The global coronavirus pandemic has revealed how dangerously dependent we have become on Internet access.
The education system quickly shifted online in March. Telemedicine visits have replaced various health-care services. For many people, earning a living or running a business is contingent on e-commerce and Zoom meetings. And certain contact tracing protocols rely on cellphone data to track anyone who has been in the vicinity of a person infected with the coronavirus.
But not everyone has Internet access, and some people have much better access than others. In the face of a growing reliance on connectivity, the digital divide has prompted scholars to question more seriously the Internet’s importance and whether the ability to access it is a human right. Here’s what you need to know about this debate.
Is Internet access a human right?
Scholars who believe that Internet access is a human right have offered several concrete legal approaches based on existing international conventions and treaties. However, many of these claims may be a stretch in that they take existing legal protections for freedom of speech and attempt to expand them to cover Internet access, too. A more ambitious approach claims that rising levels of international support are creating “customary law” — a kind of tacit legal agreement between nations — that grants Internet access the status of a human right.
In opposition, key figures such as Vint Cerf, who co-wrote the basic technical protocols upon which the Internet is based, published a widely read op-ed in 2012 claiming that “technology is an enabler of rights, not a right itself.” Skeptics suggest we must beware conflating the Internet with the freedoms it facilitates.
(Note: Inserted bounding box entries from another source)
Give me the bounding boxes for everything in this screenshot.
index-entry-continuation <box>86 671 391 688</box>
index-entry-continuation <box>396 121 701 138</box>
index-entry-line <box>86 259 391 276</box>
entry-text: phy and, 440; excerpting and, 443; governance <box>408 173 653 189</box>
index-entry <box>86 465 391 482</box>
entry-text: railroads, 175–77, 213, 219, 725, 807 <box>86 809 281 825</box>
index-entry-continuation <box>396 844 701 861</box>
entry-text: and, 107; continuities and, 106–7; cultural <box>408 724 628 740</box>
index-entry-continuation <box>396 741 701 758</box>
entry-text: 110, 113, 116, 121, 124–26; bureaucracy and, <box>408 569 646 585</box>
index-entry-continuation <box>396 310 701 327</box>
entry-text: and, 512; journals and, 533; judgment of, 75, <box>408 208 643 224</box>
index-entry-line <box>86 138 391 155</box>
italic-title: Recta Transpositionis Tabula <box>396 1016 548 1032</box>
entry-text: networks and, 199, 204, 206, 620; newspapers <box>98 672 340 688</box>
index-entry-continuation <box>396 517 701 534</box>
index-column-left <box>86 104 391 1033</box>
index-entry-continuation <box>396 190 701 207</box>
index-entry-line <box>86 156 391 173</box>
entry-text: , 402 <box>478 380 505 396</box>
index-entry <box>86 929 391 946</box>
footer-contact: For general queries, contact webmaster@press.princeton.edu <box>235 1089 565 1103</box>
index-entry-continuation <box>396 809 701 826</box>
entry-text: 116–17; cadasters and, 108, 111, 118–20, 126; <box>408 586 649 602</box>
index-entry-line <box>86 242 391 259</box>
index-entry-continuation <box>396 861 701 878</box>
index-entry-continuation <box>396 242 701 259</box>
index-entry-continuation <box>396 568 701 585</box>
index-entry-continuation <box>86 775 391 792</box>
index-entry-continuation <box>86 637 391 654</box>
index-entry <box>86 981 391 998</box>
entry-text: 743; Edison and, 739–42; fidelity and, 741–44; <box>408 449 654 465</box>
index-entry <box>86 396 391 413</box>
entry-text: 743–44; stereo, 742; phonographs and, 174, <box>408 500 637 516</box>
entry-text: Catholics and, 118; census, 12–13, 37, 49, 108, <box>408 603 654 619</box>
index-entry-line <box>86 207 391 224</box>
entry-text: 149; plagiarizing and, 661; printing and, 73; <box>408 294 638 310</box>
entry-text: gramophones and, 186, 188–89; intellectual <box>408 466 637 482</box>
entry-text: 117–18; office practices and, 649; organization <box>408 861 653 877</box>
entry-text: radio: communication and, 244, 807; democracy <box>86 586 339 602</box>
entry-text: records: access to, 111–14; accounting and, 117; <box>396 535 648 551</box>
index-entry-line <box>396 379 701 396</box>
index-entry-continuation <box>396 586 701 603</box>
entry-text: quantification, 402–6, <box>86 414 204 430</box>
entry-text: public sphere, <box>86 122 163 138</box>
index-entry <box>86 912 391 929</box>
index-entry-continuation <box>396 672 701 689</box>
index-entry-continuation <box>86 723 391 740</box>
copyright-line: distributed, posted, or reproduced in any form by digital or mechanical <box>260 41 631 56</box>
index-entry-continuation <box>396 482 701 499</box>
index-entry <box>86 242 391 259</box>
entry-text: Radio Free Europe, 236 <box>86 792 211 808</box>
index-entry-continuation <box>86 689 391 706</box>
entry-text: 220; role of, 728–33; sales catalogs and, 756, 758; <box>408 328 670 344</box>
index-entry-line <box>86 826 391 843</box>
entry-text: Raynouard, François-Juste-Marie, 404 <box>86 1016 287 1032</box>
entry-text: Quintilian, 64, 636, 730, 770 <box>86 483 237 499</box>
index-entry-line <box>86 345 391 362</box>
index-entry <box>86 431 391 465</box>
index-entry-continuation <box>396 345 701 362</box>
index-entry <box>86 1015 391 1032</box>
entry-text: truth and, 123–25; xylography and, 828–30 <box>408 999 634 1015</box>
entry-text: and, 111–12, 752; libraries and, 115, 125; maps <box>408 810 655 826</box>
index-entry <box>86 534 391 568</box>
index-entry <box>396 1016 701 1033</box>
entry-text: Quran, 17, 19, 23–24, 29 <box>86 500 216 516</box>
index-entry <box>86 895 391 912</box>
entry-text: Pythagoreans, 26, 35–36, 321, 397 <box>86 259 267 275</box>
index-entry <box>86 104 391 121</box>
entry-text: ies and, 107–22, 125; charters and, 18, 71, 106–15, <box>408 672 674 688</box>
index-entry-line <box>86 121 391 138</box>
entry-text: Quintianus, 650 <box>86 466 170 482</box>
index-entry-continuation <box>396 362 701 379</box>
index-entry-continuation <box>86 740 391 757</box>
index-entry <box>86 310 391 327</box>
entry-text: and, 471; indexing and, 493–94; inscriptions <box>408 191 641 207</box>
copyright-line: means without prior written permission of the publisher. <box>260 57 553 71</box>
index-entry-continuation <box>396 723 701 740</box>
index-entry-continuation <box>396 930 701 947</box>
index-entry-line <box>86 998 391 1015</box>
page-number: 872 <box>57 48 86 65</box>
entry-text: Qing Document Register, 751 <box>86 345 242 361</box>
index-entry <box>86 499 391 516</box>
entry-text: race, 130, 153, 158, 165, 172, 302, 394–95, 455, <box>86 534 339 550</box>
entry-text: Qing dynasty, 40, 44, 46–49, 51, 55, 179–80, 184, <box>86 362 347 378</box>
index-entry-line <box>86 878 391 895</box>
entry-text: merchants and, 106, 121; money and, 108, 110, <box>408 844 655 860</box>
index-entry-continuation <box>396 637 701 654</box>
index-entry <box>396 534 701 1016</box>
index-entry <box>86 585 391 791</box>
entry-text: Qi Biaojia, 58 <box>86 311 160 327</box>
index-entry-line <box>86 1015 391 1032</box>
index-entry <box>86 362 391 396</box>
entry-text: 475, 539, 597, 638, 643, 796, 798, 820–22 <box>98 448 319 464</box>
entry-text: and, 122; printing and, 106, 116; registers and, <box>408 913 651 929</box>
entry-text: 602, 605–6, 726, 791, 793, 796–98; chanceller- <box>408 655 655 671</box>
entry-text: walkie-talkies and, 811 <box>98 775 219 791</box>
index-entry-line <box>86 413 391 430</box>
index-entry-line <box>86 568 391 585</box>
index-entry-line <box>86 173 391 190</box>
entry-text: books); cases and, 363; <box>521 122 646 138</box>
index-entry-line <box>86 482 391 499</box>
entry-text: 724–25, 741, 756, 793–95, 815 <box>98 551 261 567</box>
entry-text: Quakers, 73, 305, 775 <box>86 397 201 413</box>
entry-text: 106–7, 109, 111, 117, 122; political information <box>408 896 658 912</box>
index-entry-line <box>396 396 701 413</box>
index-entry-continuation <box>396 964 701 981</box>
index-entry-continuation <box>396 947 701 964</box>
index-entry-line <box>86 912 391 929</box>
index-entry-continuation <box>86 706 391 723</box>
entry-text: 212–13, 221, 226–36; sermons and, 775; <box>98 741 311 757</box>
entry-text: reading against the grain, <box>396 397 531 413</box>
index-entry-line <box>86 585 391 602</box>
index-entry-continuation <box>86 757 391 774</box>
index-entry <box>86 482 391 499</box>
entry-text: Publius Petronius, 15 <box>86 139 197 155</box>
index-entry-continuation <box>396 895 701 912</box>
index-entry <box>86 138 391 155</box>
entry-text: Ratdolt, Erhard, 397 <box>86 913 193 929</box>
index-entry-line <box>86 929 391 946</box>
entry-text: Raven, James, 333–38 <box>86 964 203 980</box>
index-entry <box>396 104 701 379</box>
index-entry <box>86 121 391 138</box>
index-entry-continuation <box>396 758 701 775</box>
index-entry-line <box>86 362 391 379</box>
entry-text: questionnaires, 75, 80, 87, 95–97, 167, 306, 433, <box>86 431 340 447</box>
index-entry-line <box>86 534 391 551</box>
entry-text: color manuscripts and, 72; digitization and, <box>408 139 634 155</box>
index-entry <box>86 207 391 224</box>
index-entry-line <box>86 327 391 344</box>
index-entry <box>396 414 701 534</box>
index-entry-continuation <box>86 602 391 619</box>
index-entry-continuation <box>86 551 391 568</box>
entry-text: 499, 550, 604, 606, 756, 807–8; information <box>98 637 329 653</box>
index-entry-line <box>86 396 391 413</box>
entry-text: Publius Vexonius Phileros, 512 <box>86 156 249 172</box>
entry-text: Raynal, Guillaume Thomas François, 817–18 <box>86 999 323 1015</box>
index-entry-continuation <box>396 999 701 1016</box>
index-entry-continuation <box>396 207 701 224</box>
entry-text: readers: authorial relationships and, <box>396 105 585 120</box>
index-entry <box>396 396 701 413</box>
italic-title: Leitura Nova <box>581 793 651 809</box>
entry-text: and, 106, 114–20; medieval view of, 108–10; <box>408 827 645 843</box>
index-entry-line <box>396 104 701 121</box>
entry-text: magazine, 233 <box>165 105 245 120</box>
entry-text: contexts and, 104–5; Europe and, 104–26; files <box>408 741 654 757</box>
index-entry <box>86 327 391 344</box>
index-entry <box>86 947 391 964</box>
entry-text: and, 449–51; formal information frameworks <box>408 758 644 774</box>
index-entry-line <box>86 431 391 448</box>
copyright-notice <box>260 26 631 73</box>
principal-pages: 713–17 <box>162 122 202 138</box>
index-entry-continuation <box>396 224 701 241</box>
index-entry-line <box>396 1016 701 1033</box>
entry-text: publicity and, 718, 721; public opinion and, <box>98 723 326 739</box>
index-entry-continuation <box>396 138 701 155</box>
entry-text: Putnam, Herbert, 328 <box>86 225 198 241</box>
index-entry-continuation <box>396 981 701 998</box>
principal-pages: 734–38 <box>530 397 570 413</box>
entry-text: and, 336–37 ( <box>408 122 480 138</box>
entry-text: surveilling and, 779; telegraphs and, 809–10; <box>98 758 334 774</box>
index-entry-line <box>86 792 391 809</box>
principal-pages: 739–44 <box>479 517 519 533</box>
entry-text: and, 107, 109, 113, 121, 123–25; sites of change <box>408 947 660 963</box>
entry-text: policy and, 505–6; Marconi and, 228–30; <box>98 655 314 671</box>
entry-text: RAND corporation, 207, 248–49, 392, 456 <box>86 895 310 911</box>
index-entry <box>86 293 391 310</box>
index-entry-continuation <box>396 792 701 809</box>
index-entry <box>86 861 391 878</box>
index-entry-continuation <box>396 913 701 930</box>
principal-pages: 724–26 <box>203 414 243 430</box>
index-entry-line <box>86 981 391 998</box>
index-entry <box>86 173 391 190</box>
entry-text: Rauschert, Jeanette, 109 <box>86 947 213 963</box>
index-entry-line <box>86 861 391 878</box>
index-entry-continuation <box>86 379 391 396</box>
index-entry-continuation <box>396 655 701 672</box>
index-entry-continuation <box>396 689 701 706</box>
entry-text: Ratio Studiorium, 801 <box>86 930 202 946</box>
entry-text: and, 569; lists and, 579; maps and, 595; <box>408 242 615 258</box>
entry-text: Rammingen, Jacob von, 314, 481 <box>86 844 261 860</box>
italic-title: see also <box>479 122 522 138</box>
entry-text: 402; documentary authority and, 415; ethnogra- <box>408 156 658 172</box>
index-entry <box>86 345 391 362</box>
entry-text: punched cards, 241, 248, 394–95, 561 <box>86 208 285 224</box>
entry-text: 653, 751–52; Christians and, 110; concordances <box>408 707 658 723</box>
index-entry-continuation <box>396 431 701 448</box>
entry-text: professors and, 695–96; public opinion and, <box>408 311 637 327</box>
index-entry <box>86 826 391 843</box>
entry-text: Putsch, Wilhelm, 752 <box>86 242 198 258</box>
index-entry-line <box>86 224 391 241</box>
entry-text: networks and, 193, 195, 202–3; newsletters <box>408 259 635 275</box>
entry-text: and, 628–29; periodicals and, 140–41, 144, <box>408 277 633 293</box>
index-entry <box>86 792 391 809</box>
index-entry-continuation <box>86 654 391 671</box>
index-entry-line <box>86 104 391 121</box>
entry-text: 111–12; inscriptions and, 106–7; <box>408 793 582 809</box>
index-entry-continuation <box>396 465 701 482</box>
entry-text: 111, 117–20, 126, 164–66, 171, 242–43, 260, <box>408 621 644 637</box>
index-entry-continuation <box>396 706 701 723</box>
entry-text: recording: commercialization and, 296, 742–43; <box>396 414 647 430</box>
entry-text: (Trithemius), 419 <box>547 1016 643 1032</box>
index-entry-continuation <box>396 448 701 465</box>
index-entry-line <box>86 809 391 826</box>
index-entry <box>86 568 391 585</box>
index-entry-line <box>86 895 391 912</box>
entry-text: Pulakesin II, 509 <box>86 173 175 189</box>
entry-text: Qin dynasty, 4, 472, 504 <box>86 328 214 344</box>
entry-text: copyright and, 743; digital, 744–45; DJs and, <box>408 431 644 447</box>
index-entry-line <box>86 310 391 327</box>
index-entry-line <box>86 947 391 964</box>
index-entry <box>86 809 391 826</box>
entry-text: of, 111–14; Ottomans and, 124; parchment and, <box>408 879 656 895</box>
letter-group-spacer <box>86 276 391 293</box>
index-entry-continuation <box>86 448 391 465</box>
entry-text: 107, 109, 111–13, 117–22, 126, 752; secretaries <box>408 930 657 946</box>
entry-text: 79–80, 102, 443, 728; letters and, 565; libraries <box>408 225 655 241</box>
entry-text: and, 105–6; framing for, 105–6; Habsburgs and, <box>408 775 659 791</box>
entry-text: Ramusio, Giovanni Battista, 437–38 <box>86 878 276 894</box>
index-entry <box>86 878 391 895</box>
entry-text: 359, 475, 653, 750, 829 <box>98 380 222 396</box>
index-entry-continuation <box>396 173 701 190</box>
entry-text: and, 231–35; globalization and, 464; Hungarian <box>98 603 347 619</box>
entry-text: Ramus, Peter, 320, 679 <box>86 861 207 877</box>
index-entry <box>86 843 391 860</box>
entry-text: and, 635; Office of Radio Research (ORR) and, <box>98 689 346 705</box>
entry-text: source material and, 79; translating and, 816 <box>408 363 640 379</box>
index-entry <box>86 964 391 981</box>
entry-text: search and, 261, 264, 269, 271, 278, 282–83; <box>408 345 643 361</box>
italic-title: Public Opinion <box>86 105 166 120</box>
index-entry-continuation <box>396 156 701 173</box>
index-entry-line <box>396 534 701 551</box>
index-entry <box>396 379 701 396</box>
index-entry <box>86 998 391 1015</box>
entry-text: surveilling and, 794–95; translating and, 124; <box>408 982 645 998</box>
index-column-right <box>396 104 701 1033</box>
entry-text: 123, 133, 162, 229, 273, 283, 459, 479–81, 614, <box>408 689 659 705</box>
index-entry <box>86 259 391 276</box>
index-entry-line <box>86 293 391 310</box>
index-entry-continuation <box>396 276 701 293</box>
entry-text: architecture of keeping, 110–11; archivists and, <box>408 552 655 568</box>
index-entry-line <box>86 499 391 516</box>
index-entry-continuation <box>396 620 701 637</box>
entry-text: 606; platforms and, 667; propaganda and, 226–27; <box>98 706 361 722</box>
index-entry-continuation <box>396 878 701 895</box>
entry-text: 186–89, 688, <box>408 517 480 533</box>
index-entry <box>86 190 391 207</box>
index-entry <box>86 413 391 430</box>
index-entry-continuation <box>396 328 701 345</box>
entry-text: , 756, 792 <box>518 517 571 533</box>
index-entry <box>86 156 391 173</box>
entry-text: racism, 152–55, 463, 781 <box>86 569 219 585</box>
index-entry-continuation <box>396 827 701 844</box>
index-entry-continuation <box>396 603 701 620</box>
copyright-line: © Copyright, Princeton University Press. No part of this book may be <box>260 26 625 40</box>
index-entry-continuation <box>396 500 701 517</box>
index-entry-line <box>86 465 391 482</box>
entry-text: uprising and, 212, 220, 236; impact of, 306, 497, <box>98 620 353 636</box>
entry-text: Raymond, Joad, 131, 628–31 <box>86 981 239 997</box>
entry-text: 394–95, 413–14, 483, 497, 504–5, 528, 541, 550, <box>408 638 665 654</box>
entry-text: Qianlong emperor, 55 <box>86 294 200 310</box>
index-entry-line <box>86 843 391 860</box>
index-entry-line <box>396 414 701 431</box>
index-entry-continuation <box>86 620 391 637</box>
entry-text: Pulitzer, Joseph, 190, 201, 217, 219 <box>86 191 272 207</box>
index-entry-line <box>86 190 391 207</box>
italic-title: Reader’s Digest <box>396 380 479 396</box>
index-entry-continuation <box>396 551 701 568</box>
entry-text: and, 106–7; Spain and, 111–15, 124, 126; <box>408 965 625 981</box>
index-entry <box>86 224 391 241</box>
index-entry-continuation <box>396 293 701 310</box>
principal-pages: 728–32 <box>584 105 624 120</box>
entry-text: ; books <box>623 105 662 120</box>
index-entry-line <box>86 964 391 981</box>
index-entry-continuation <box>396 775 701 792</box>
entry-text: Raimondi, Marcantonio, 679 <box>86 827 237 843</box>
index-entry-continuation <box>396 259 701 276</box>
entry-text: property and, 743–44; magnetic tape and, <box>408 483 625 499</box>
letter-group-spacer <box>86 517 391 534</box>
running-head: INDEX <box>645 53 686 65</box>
None of these approaches has gained broad support. People have begun instead to think about whether the Internet might be an “auxiliary human right” — a kind of secondary right that prevents fundamental rights from becoming useless. The right to free speech, for example, would be hollow without the right to a free press — an auxiliary right. Adopting this approach would emphasize how Internet access has become symbiotically intertwined with basic rights such as freedom of speech, the right to education and more. This interpretation is especially apt in the wake of the pandemic, when nondigital forms of communication and action are riskier or more costly.
Now there is data to support this argument
However, claims that the Internet is an auxiliary human right depend on an empirical claim — that people are unable to exercise their fundamental rights without using the Internet. To test this argument, a team of political scientists at the University of Haifa conducted a controlled experiment to quantify the relationship between Internet connectivity and the ability to participate in civic life.
This experiment, the first in a planned wave of Internet deprivation studies, focused on three areas of civic life — political speech, political association and access to political information. Unsuspecting participants were invited to join a scavenger hunt with a twist. Half of the participants were in the control group and were free to use all resources at their disposal, while the other half, closely monitored, were denied any access to the Internet. Their assignment was to complete tasks that reflect basic civic functions.
In one task, we instructed participants to find out which member of Congress submitted a particular legislative bill. In another, participants were asked to express themselves on a political topic to a wide public audience. These instructions were intentionally vague — participants just needed to find a way to complete the tasks.
In a credit to human ingenuity, several participants without Internet access found creative responses to the challenge. They stood on library tables to deliver lectures and scribbled slogans on the wall. Yet for every singular success, there were many more failures, with Internet-deprived participants exhibiting mounting frustration at their perceived helplessness. Fully 100 percent of control-group subjects used the Internet to complete their tasks (because why wouldn’t you?), with 89 percent of this group succeeding.
In contrast, those in the Internet-deprived group were stymied, with less than half achieving a passing grade and only 12 percent successfully completing all tasks. Controlling for a wide range of demographic and technological variables, Internet access proved to be the single factor that best predicted task completion — more than education, age or technological proficiency.
This dependence has consequences for politics
Many of the basic civic rights we take for granted are now inextricably linked with Internet access. The process of social digitization didn’t begin with the pandemic, but the coronavirus has fast-tracked the shift. For example, the virus has accelerated the shuttering of print newspapers throughout the world, so people without Internet access cannot access the political information that forms the cornerstone of a thriving democracy. Likewise, voter registration during the pandemic has plummeted throughout the United States, but the drop-off would be worse without the ability to register online.
This overwhelming dependence — captured now in both controlled environments and in the real world — is concerning since it is accompanied by a growing vulnerability to disconnection. One in 4 Americans lacks home access to high-speed Internet service, either because it is too expensive or because they live outside urban centers.
The coronavirus pandemic has underscored this vulnerability, with reports of families congregating in parking lots to search for WiFi. We can still debate whether people should have a right to Internet access, but there is solid evidence that it is challenging to exercise basic civic tasks without it.
Ryan Shandler is a research fellow at the Center for Cyber Law and Policy, an inaugural fellow in the Idit Doctoral Program, and is completing his PhD at the University of Haifa School of Political Sciences.